Только Кате он, кажется, не нужен. Зря он ей наговорил про работу, акции… По сути, эта информация ничего о нём самом не говорит. Ну, пробился, зацепился в Москве, молодец, только вряд ли это действительно волнует Катю. И то, что он способен поставить цель и добиться её, совсем не отменяет того факта, что он и, правда, словно мотылёк, порхал от с цветка на цветок, точнее, от бабочки к рыбке и прочим доступным представителям фауны. При этом считая каждую особь женского пола хищницей… Бедненький мальчик Ромочка, обидела его девушка Сонечка, и он, обиженный, всех под одну гребёнку сгрёб, мол, все женщины одинаковые. А ведь вроде не имбецил, университет закончил и должен был понимать, что к чему.
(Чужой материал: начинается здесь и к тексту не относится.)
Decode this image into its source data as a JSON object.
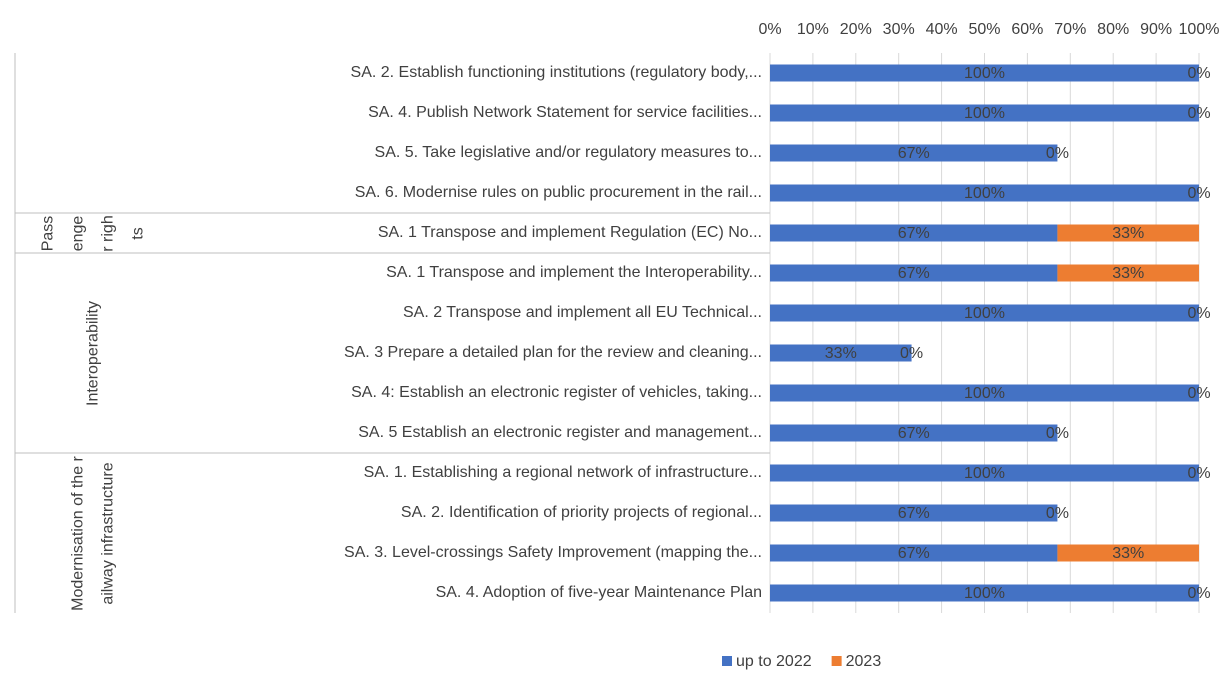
{
  "chart_data": {
    "type": "stacked-bar-horizontal",
    "groups": [
      {
        "categories": [
          "SA. 2. Establish functioning institutions (regulatory body,...",
          "SA. 4. Publish Network Statement for service facilities...",
          "SA. 5. Take legislative and/or regulatory measures to...",
          "SA. 6. Modernise rules on public procurement in the rail..."
        ]
      },
      {
        "name": "Passenger rights",
        "categories": [
          "SA. 1 Transpose and implement Regulation (EC) No..."
        ]
      },
      {
        "name": "Interoperability",
        "categories": [
          "SA. 1 Transpose and implement the Interoperability...",
          "SA. 2 Transpose and implement all EU Technical...",
          "SA. 3 Prepare a detailed plan for the review and cleaning...",
          "SA. 4: Establish an electronic register of vehicles, taking...",
          "SA. 5 Establish an electronic register and management..."
        ]
      },
      {
        "name": "Modernisation of the railway infrastructure",
        "categories": [
          "SA. 1. Establishing a regional network of infrastructure...",
          "SA. 2. Identification of priority projects of regional...",
          "SA. 3. Level-crossings Safety Improvement (mapping the...",
          "SA. 4. Adoption of five-year Maintenance Plan"
        ]
      }
    ],
    "series": [
      {
        "name": "up to 2022",
        "color": "#4472c4",
        "values": [
          100,
          100,
          67,
          100,
          67,
          67,
          100,
          33,
          100,
          67,
          100,
          67,
          67,
          100
        ],
        "value_labels": [
          "100%",
          "100%",
          "67%",
          "100%",
          "67%",
          "67%",
          "100%",
          "33%",
          "100%",
          "67%",
          "100%",
          "67%",
          "67%",
          "100%"
        ]
      },
      {
        "name": "2023",
        "color": "#ed7d31",
        "values": [
          0,
          0,
          0,
          0,
          33,
          33,
          0,
          0,
          0,
          0,
          0,
          0,
          33,
          0
        ],
        "value_labels": [
          "0%",
          "0%",
          "0%",
          "0%",
          "33%",
          "33%",
          "0%",
          "0%",
          "0%",
          "0%",
          "0%",
          "0%",
          "33%",
          "0%"
        ]
      }
    ],
    "xlim": [
      0,
      100
    ],
    "xticks": [
      {
        "value": 0,
        "label": "0%"
      },
      {
        "value": 10,
        "label": "10%"
      },
      {
        "value": 20,
        "label": "20%"
      },
      {
        "value": 30,
        "label": "30%"
      },
      {
        "value": 40,
        "label": "40%"
      },
      {
        "value": 50,
        "label": "50%"
      },
      {
        "value": 60,
        "label": "60%"
      },
      {
        "value": 70,
        "label": "70%"
      },
      {
        "value": 80,
        "label": "80%"
      },
      {
        "value": 90,
        "label": "90%"
      },
      {
        "value": 100,
        "label": "100%"
      }
    ],
    "grid": true,
    "legend": "bottom"
  }
}
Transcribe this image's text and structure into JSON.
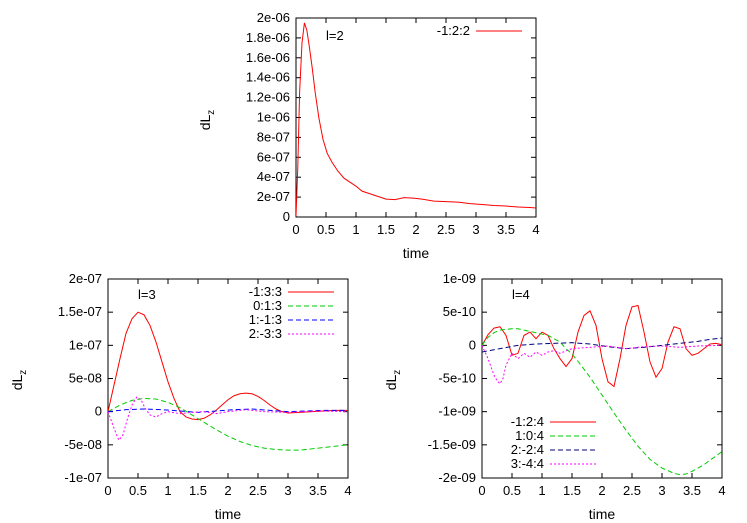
{
  "chart_data": [
    {
      "type": "line",
      "panel_label": "l=2",
      "xlabel": "time",
      "ylabel": "dL",
      "ylabel_sub": "z",
      "xlim": [
        0,
        4
      ],
      "ylim": [
        0,
        2e-06
      ],
      "xticks": [
        0,
        0.5,
        1,
        1.5,
        2,
        2.5,
        3,
        3.5,
        4
      ],
      "xtick_labels": [
        "0",
        "0.5",
        "1",
        "1.5",
        "2",
        "2.5",
        "3",
        "3.5",
        "4"
      ],
      "yticks": [
        0,
        2e-07,
        4e-07,
        6e-07,
        8e-07,
        1e-06,
        1.2e-06,
        1.4e-06,
        1.6e-06,
        1.8e-06,
        2e-06
      ],
      "ytick_labels": [
        "0",
        "2e-07",
        "4e-07",
        "6e-07",
        "8e-07",
        "1e-06",
        "1.2e-06",
        "1.4e-06",
        "1.6e-06",
        "1.8e-06",
        "2e-06"
      ],
      "grid": false,
      "legend_position": "top-right",
      "series": [
        {
          "name": "-1:2:2",
          "color": "#ff0000",
          "dash": "solid",
          "x": [
            0,
            0.03,
            0.06,
            0.1,
            0.14,
            0.18,
            0.22,
            0.27,
            0.32,
            0.38,
            0.45,
            0.52,
            0.6,
            0.7,
            0.8,
            0.9,
            1.0,
            1.1,
            1.2,
            1.35,
            1.5,
            1.65,
            1.8,
            1.95,
            2.1,
            2.3,
            2.5,
            2.7,
            2.9,
            3.1,
            3.3,
            3.5,
            3.7,
            3.9,
            4.0
          ],
          "y": [
            1e-08,
            5e-07,
            1.25e-06,
            1.75e-06,
            1.95e-06,
            1.88e-06,
            1.72e-06,
            1.5e-06,
            1.25e-06,
            1e-06,
            7.8e-07,
            6.4e-07,
            5.5e-07,
            4.6e-07,
            3.9e-07,
            3.5e-07,
            3.1e-07,
            2.6e-07,
            2.4e-07,
            2.1e-07,
            1.8e-07,
            1.75e-07,
            1.95e-07,
            1.9e-07,
            1.8e-07,
            1.6e-07,
            1.55e-07,
            1.5e-07,
            1.35e-07,
            1.25e-07,
            1.15e-07,
            1.1e-07,
            1e-07,
            9.5e-08,
            9e-08
          ]
        }
      ]
    },
    {
      "type": "line",
      "panel_label": "l=3",
      "xlabel": "time",
      "ylabel": "dL",
      "ylabel_sub": "z",
      "xlim": [
        0,
        4
      ],
      "ylim": [
        -1e-07,
        2e-07
      ],
      "xticks": [
        0,
        0.5,
        1,
        1.5,
        2,
        2.5,
        3,
        3.5,
        4
      ],
      "xtick_labels": [
        "0",
        "0.5",
        "1",
        "1.5",
        "2",
        "2.5",
        "3",
        "3.5",
        "4"
      ],
      "yticks": [
        -1e-07,
        -5e-08,
        0,
        5e-08,
        1e-07,
        1.5e-07,
        2e-07
      ],
      "ytick_labels": [
        "-1e-07",
        "-5e-08",
        "0",
        "5e-08",
        "1e-07",
        "1.5e-07",
        "2e-07"
      ],
      "grid": false,
      "legend_position": "top-right",
      "series": [
        {
          "name": "-1:3:3",
          "color": "#ff0000",
          "dash": "solid",
          "x": [
            0,
            0.1,
            0.2,
            0.3,
            0.4,
            0.5,
            0.6,
            0.7,
            0.8,
            0.9,
            1.0,
            1.1,
            1.2,
            1.3,
            1.4,
            1.5,
            1.6,
            1.7,
            1.8,
            1.9,
            2.0,
            2.1,
            2.2,
            2.3,
            2.4,
            2.5,
            2.6,
            2.7,
            2.8,
            2.9,
            3.0,
            3.2,
            3.4,
            3.6,
            3.8,
            4.0
          ],
          "y": [
            0,
            4e-08,
            8e-08,
            1.18e-07,
            1.4e-07,
            1.5e-07,
            1.46e-07,
            1.3e-07,
            1.05e-07,
            7.5e-08,
            4.5e-08,
            2e-08,
            0,
            -8e-09,
            -1.1e-08,
            -1.2e-08,
            -1e-08,
            -5e-09,
            2e-09,
            1e-08,
            1.8e-08,
            2.4e-08,
            2.7e-08,
            2.8e-08,
            2.7e-08,
            2.3e-08,
            1.7e-08,
            1e-08,
            4e-09,
            0,
            -2e-09,
            -1e-09,
            0,
            1e-09,
            2e-09,
            2e-09
          ]
        },
        {
          "name": "0:1:3",
          "color": "#00cc00",
          "dash": "dashed",
          "x": [
            0,
            0.2,
            0.4,
            0.6,
            0.8,
            1.0,
            1.2,
            1.4,
            1.6,
            1.8,
            2.0,
            2.2,
            2.4,
            2.6,
            2.8,
            3.0,
            3.2,
            3.4,
            3.6,
            3.8,
            4.0
          ],
          "y": [
            0,
            1e-08,
            1.7e-08,
            2e-08,
            1.9e-08,
            1.4e-08,
            6e-09,
            -5e-09,
            -1.6e-08,
            -2.7e-08,
            -3.7e-08,
            -4.5e-08,
            -5.1e-08,
            -5.5e-08,
            -5.7e-08,
            -5.8e-08,
            -5.8e-08,
            -5.6e-08,
            -5.4e-08,
            -5.2e-08,
            -5e-08
          ]
        },
        {
          "name": "1:-1:3",
          "color": "#0000ff",
          "dash": "dashed",
          "x": [
            0,
            0.3,
            0.6,
            0.9,
            1.2,
            1.5,
            1.8,
            2.1,
            2.4,
            2.7,
            3.0,
            3.3,
            3.6,
            4.0
          ],
          "y": [
            0,
            3e-09,
            4e-09,
            3e-09,
            1e-09,
            -1e-09,
            1e-09,
            3e-09,
            4e-09,
            2e-09,
            0,
            1e-09,
            2e-09,
            2e-09
          ]
        },
        {
          "name": "2:-3:3",
          "color": "#ff00ff",
          "dash": "dotted",
          "x": [
            0,
            0.1,
            0.18,
            0.25,
            0.32,
            0.4,
            0.48,
            0.55,
            0.62,
            0.7,
            0.8,
            0.9,
            1.0,
            1.2,
            1.4,
            1.6,
            1.8,
            2.0,
            2.3,
            2.6,
            3.0,
            3.5,
            4.0
          ],
          "y": [
            0,
            -2.5e-08,
            -4.3e-08,
            -3.5e-08,
            -1.2e-08,
            1e-08,
            2.2e-08,
            1.8e-08,
            5e-09,
            -5e-09,
            -8e-09,
            -3e-09,
            0,
            -3e-09,
            -1e-09,
            0,
            -3e-09,
            0,
            3e-09,
            0,
            -1e-09,
            1e-09,
            0
          ]
        }
      ]
    },
    {
      "type": "line",
      "panel_label": "l=4",
      "xlabel": "time",
      "ylabel": "dL",
      "ylabel_sub": "z",
      "xlim": [
        0,
        4
      ],
      "ylim": [
        -2e-09,
        1e-09
      ],
      "xticks": [
        0,
        0.5,
        1,
        1.5,
        2,
        2.5,
        3,
        3.5,
        4
      ],
      "xtick_labels": [
        "0",
        "0.5",
        "1",
        "1.5",
        "2",
        "2.5",
        "3",
        "3.5",
        "4"
      ],
      "yticks": [
        -2e-09,
        -1.5e-09,
        -1e-09,
        -5e-10,
        0,
        5e-10,
        1e-09
      ],
      "ytick_labels": [
        "-2e-09",
        "-1.5e-09",
        "-1e-09",
        "-5e-10",
        "0",
        "5e-10",
        "1e-09"
      ],
      "grid": false,
      "legend_position": "bottom-left",
      "series": [
        {
          "name": "-1:2:4",
          "color": "#ff0000",
          "dash": "solid",
          "x": [
            0,
            0.1,
            0.2,
            0.3,
            0.4,
            0.5,
            0.6,
            0.7,
            0.8,
            0.9,
            1.0,
            1.1,
            1.2,
            1.3,
            1.4,
            1.5,
            1.6,
            1.7,
            1.8,
            1.9,
            2.0,
            2.1,
            2.2,
            2.3,
            2.4,
            2.5,
            2.6,
            2.7,
            2.8,
            2.9,
            3.0,
            3.1,
            3.2,
            3.3,
            3.4,
            3.5,
            3.6,
            3.7,
            3.8,
            3.9,
            4.0
          ],
          "y": [
            0,
            1.6e-10,
            2.6e-10,
            2.8e-10,
            1.5e-10,
            -1.5e-10,
            -1.2e-10,
            1.5e-10,
            2e-10,
            1e-10,
            2e-10,
            1.5e-10,
            -5e-11,
            -2e-10,
            -3.2e-10,
            -2e-10,
            2e-10,
            4.5e-10,
            5.2e-10,
            3e-10,
            -2e-10,
            -5.5e-10,
            -6.2e-10,
            -2e-10,
            3e-10,
            5.8e-10,
            6e-10,
            2e-10,
            -2.5e-10,
            -4.8e-10,
            -3.5e-10,
            5e-11,
            2.8e-10,
            2.5e-10,
            -5e-11,
            -1.5e-10,
            -1.2e-10,
            -5e-11,
            2e-11,
            3e-11,
            1e-11
          ]
        },
        {
          "name": "1:0:4",
          "color": "#00cc00",
          "dash": "dashed",
          "x": [
            0,
            0.1,
            0.2,
            0.3,
            0.4,
            0.5,
            0.6,
            0.7,
            0.8,
            0.9,
            1.0,
            1.1,
            1.2,
            1.3,
            1.4,
            1.5,
            1.6,
            1.8,
            2.0,
            2.2,
            2.4,
            2.6,
            2.8,
            3.0,
            3.2,
            3.3,
            3.4,
            3.5,
            3.6,
            3.7,
            3.8,
            3.9,
            4.0
          ],
          "y": [
            0,
            1.2e-10,
            1.9e-10,
            2.3e-10,
            2.4e-10,
            2.5e-10,
            2.5e-10,
            2.3e-10,
            2.1e-10,
            1.9e-10,
            1.7e-10,
            1.5e-10,
            1e-10,
            5e-11,
            -5e-11,
            -1.3e-10,
            -2.4e-10,
            -4.8e-10,
            -7.5e-10,
            -1.02e-09,
            -1.28e-09,
            -1.52e-09,
            -1.72e-09,
            -1.85e-09,
            -1.93e-09,
            -1.95e-09,
            -1.94e-09,
            -1.9e-09,
            -1.85e-09,
            -1.8e-09,
            -1.73e-09,
            -1.67e-09,
            -1.6e-09
          ]
        },
        {
          "name": "2:-2:4",
          "color": "#000080",
          "dash": "dashed",
          "x": [
            0,
            0.3,
            0.6,
            0.9,
            1.2,
            1.5,
            1.8,
            2.1,
            2.4,
            2.7,
            3.0,
            3.3,
            3.6,
            3.8,
            4.0
          ],
          "y": [
            -1e-10,
            -5e-11,
            0,
            2e-11,
            3e-11,
            4e-11,
            2e-11,
            -2e-11,
            -5e-11,
            -3e-11,
            0,
            3e-11,
            6e-11,
            9e-11,
            1.1e-10
          ]
        },
        {
          "name": "3:-4:4",
          "color": "#ff00ff",
          "dash": "dotted",
          "x": [
            0,
            0.1,
            0.2,
            0.25,
            0.3,
            0.35,
            0.4,
            0.5,
            0.6,
            0.7,
            0.8,
            0.9,
            1.0,
            1.1,
            1.2,
            1.3,
            1.5,
            1.8,
            2.1,
            2.4,
            2.7,
            3.0,
            3.3,
            3.6,
            4.0
          ],
          "y": [
            0,
            -2e-10,
            -4.5e-10,
            -5.3e-10,
            -5.8e-10,
            -5e-10,
            -3e-10,
            -1.2e-10,
            -2e-10,
            -1.2e-10,
            -1.8e-10,
            -1e-10,
            -1.5e-10,
            -1e-10,
            -8e-11,
            -1.2e-10,
            -5e-11,
            -3e-11,
            -1e-11,
            -5e-11,
            -2e-11,
            -1e-11,
            -3e-11,
            -1e-11,
            0
          ]
        }
      ]
    }
  ]
}
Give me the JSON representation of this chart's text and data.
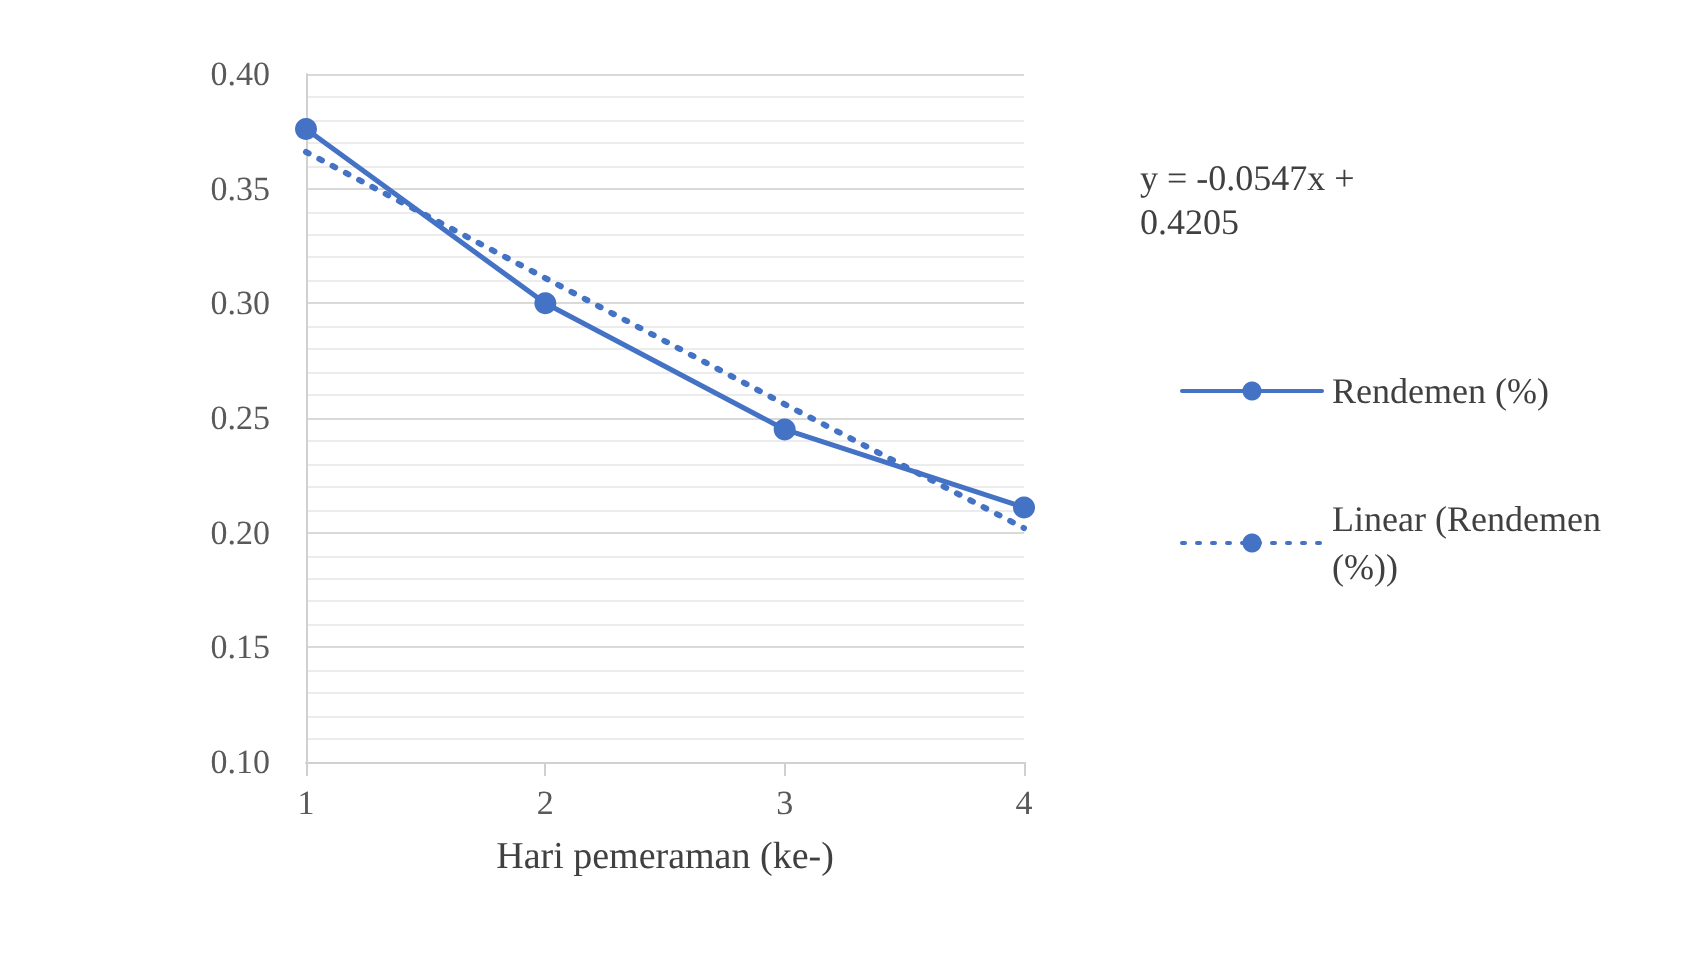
{
  "chart_data": {
    "type": "line",
    "xlabel": "Hari pemeraman (ke-)",
    "x": [
      1,
      2,
      3,
      4
    ],
    "xlim": [
      1,
      4
    ],
    "xticks": [
      1,
      2,
      3,
      4
    ],
    "ylim": [
      0.1,
      0.4
    ],
    "yticks": [
      {
        "value": 0.1,
        "label": "0.10"
      },
      0.15,
      {
        "value": 0.2,
        "label": "0.20"
      },
      0.25,
      {
        "value": 0.3,
        "label": "0.30"
      },
      0.35,
      {
        "value": 0.4,
        "label": "0.40"
      }
    ],
    "grid": "y",
    "legend": "right",
    "series": [
      {
        "name": "Rendemen (%)",
        "color": "#4472c4",
        "values": [
          0.376,
          0.3,
          0.245,
          0.211
        ],
        "marker": "circle",
        "line_style": "solid"
      },
      {
        "name": "Linear (Rendemen (%))",
        "color": "#4472c4",
        "values": [
          0.366,
          0.311,
          0.256,
          0.202
        ],
        "marker": "none",
        "line_style": "dotted"
      }
    ],
    "annotations": [
      "y = -0.0547x + 0.4205"
    ]
  }
}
А уж какими эпитетами он «награждал» Катю… Словно то, во что упакован человек, важнее того, что этот человек из себя представляет. Даже и не вспомнить теперь, чем ему Катя так не понравилась. Ведь те же брекеты носила и его секретарша Шурочка, а в её адрес он никогда не позволял себе говорить таких оскорбительных слов. Да и сам давно ли носил, что попало? Фланировал по универу в старых джинсах и свитерке и не парился. Копил на машину и у родителей денег брать не хотел. Даже питался в тот период кое-как. И никто почему-то не смотрел на него, как на убогого. А он над девушкой смеялся и гадости говорил. Молодец, нашёл слабого для своих словесных извращений. А теперь несправедливо обиженным себя посчитал.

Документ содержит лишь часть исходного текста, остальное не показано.